I snuck another glance at Rabbit.
He had pale skin and bronze freckles. His neck was bent in concentration and
his fingers, which seemed too big and gawky for his underdeveloped body,
lurched like spiders over MacBook keys. I looked back into Motley’s eyes,
burning blue luminescence at me. “Why me?”

“Because you’re keeping a secret. I
could tell just by the look in your eyes, the unsure posture of your shoulders,
even before you told me. That’s why I stopped you at the station. I don’t let
just anyone come play in my dark web, it’s very exclusive, like the old
speakeasies, your knock has to hit the right chord to get you inside.”

“What chord is that?’

“Desperation. You’re running from
something, which means you aren’t planning on ever re-registering with the
Social Security Administration. Am I right?”

“Yes.”

“There’s your explanation. I need
someone anonymous.”

Anonymous and desperate. Both of
which I was at the moment.

“How will we find this disk?” I
asked.

“We will search tirelessly, to the
corners of the Earth if we need to. And don’t worry, I have ways of funding our
little, shall we call them, adventures.”

A smile pinned onto my lips.
“That’s good. The corners of the Earth are good. Far away from here is very
good.”

“There is one matter that might
make things complicated.”

“What is it?”

“It turns out the United States
Government already knows that the disk exists,” he paused to wet his lips, “and
they are desperately seeking it.”

“If they find it before we do, they
can restore our identities and then it’s all over, right?”

“Exactly. Which is why we must
ensure that we find it first. Before the government, before Enoch Sprites, and
before anyone else in the world. We will need to be meticulous. Our ducks need
to be in a row at all times. But that shouldn’t be a problem. I can tell how
badly you want to hide from your secret, Alice.”

I shot my eyes back to the kid in
the Yale cap. “Why did Rabbit agree to help you?”

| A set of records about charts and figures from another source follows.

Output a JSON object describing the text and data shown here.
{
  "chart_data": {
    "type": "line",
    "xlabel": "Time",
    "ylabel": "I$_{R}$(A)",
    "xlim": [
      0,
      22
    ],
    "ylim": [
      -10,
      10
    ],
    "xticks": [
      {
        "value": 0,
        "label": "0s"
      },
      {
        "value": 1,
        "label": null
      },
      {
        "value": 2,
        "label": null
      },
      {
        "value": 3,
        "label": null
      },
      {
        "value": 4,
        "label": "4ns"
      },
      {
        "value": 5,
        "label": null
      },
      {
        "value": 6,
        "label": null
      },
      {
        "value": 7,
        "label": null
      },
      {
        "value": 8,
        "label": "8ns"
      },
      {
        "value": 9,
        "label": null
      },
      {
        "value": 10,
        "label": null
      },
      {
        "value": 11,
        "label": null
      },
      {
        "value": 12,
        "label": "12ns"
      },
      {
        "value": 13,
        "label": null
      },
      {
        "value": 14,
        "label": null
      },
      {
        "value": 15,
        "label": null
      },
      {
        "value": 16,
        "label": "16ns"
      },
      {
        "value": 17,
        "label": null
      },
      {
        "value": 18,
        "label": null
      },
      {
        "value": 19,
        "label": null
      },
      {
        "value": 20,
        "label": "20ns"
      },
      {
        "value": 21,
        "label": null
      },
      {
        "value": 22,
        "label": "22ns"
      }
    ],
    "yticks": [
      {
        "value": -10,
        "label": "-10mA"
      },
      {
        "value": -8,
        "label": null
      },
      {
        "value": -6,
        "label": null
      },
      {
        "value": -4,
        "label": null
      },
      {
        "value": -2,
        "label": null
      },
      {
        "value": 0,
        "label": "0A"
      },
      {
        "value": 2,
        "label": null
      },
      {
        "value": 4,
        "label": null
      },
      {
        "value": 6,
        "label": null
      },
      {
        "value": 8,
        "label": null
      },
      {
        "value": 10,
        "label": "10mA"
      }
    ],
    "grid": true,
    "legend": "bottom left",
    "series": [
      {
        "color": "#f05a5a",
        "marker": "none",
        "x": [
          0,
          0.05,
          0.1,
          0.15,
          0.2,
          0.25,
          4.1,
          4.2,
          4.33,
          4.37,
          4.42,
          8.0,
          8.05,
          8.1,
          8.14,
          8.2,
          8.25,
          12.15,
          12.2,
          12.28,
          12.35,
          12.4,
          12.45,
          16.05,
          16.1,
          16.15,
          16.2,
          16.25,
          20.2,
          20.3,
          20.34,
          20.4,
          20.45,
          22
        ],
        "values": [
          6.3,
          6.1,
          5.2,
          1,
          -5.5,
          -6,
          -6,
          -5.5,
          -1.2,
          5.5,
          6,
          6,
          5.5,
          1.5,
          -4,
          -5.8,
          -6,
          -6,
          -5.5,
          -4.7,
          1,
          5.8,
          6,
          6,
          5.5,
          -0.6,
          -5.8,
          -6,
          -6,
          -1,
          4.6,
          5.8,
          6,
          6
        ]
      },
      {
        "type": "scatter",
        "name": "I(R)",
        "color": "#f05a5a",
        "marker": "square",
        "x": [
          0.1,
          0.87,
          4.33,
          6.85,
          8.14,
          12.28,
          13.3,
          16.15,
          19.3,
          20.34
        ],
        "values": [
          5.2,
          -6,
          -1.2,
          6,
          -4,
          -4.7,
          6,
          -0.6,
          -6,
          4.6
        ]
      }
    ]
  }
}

“Rabbit got into a little trouble
at school and he would like to keep the past in the past. Lucky for us, he’s
somewhat of a boy wonder when it comes to computers. His technical wizardry
will prove priceless.”

“How long will it take us to find
the disk?”

“Good question. There isn’t a
timeline for this kind of work. It’s messy. However long it takes, you will
work for me, and then I will let you go, and you can become any identity you
wish. I have a way of arranging that. But now that you know about the existence
of the disk, you can never walk away until it has been destroyed. The only two
options are success or death.”

“According to who?” I asked.

“According to me.” He shuffled the
cards in his lap.

I took a hard swallow as the train
grunted and pulled away from the station. Once it climbed above ground on the
tracks, daylight breathed onto the windows, showing my reflection, and I didn’t
recognize myself beneath the twisted crown of red hair. I had an instinct to
run away from Motley right then and there, before I got too deep down the
rabbit hole, into that dark place he warned me about. It’s an instinct that has
never gone away, even after three years of working for him. If it hadn’t been
for the terrible secret inside my sneaker, I would have run that first day.

Motley nested into his seat and pulled
a pack of Dunhill cigarettes and silver Zippo lighter from his breast pocket.
He sifted a cigarette from the pack and held it out to me. I grabbed it, not
sure which end was up, and popped it into my mouth like candy. Motley held the
lighter under my lips, hesitating before igniting it to ask me a question. “Do
you know what a thumb drive looks like, Alice?”